The area now known as Fifield lies on the traditional land of Wiradjuri people.

== History ==

=== Mining ===
In May 1893, W. J. H. Slee, Chief Inspector of Mines of New South Wales, sent a telegram reporting a payable gold find on the mining claim of "Fifield, Land and party", about 22 miles from Trundle, at what was then known as Burra Burra or Burra. The new find was around 2 miles from the site of an earlier gold mining location. He found around 800 men working the area, and, about 10 miles further west, another 200 on a field with payable tin. By September 1893, the goldfield was being referred to as 'Fifield', and the presence of platinum was reported by the end of October 1894. In October 1895, J.B. Jaquet, the geological surveyor, reported on the platinum deposits in the area.

The alluvial deposits in the area were paleochannels, or 'leads'; Gillenbine, Fifield and Platina leads.

Around 2½ miles south of Fifield, the Platina lead, the largest of the three leads, was about 3 km long and 10 to 25m deep. It lay slightly to the west of the modern-day Fifield Road, centred on a point west of its intersection with Platina Road. At its peak, there was a settlement there.

Over the life of the field, around 20,000 ounces (650 kg) of platinum were produced.

Magnesite, a magnesium carbonate (MgCO3), sometimes containing traces of nickel and cobalt, was also mined within the locality.

The area remains of interest for mineral exploitation, especially for the rare alloying metal scandium, which is needed for the supply chain of critical US military components. Scandium has essential applications for semiconductors and high-performance aluminium alloys for aerospace industry.
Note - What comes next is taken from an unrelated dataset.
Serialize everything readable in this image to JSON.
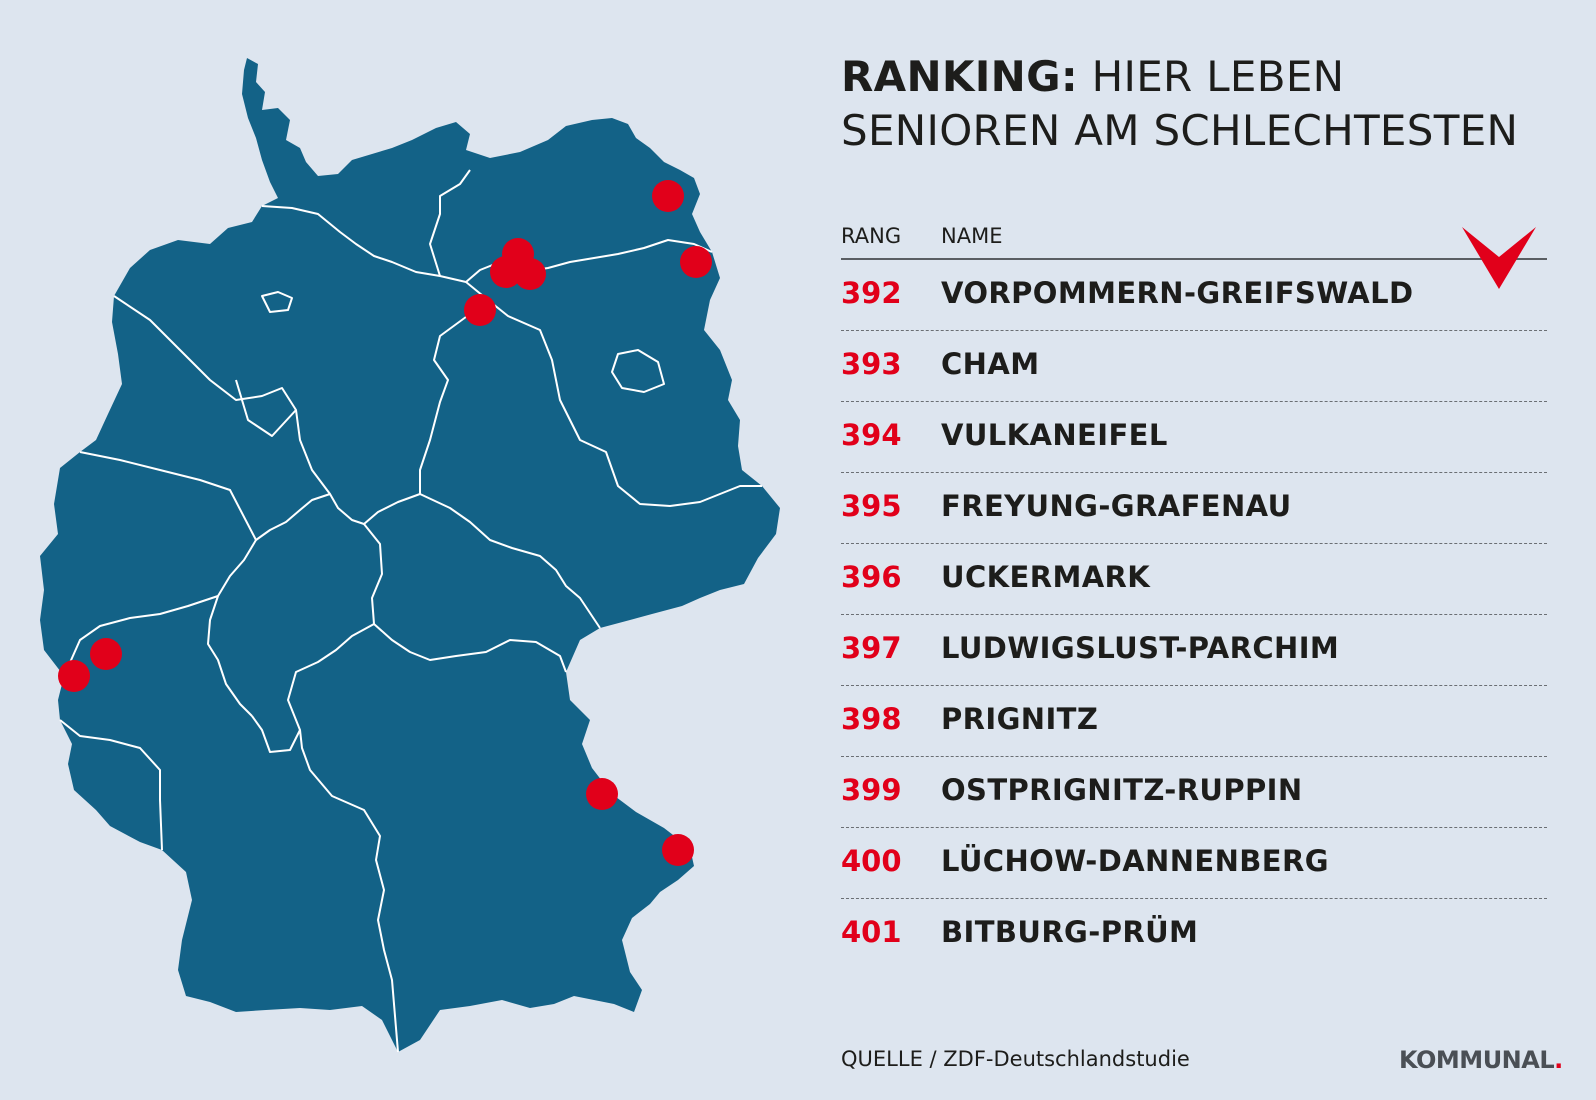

The Fifield mining area could become a key supplier of the Western world with scandium, a rare trivalent metal, essential for defence aircraft and data centres. This follows the Australian mining company Sunrise Energy Metals securing a US$400 million ($566m) pledge by the Pentagon to strengthen its supply chain.

=== Village of Fifield ===
A settlement sprang up, known as Fifield after one of the prospectors, and a hotel was being erected there by October 1893; other permanent buildings were being erected too, and there were already some shops forming the core of a town, a baker, butcher and blacksmith.

The Village of Fiefield was proclaimed on 30 July 1896. However, the village seems to have been more commonly known as Fifield from its earliest days. The village, tank, and cemetery called Fiefield, were renamed, Fifield, officially, in 1979.

Fiefield Post Office opened on 6 September 1893, was renamed Fifield in 1894 and closed in 1981. There was a school, always known as Fifield, from July 1894 to August 1973.

The village had a racecourse, where race meetings were held, from around 1896 to at least 1940. It was also used for other sporting and athletic activities, at least into the beginning of the 1950s. The racecourse ceased to exist, officially, in 1979.

The village has a Catholic church, hotel, war memorial, cemetery, and a 'tank'—or ground tank, an excavated water reservoir, typically found further west, in more arid areas of New South Wales than Fifield. It still supplies the village with untreated non-potable water. There is a plaque commemorating Ruby Stevenson, who operated the village's water pump every day for 35 years. Close to the cemetery is an 80 acre piece of cleared land, once the village's racecourse.

The main street, Slee Street, is named after William Henry John Slee.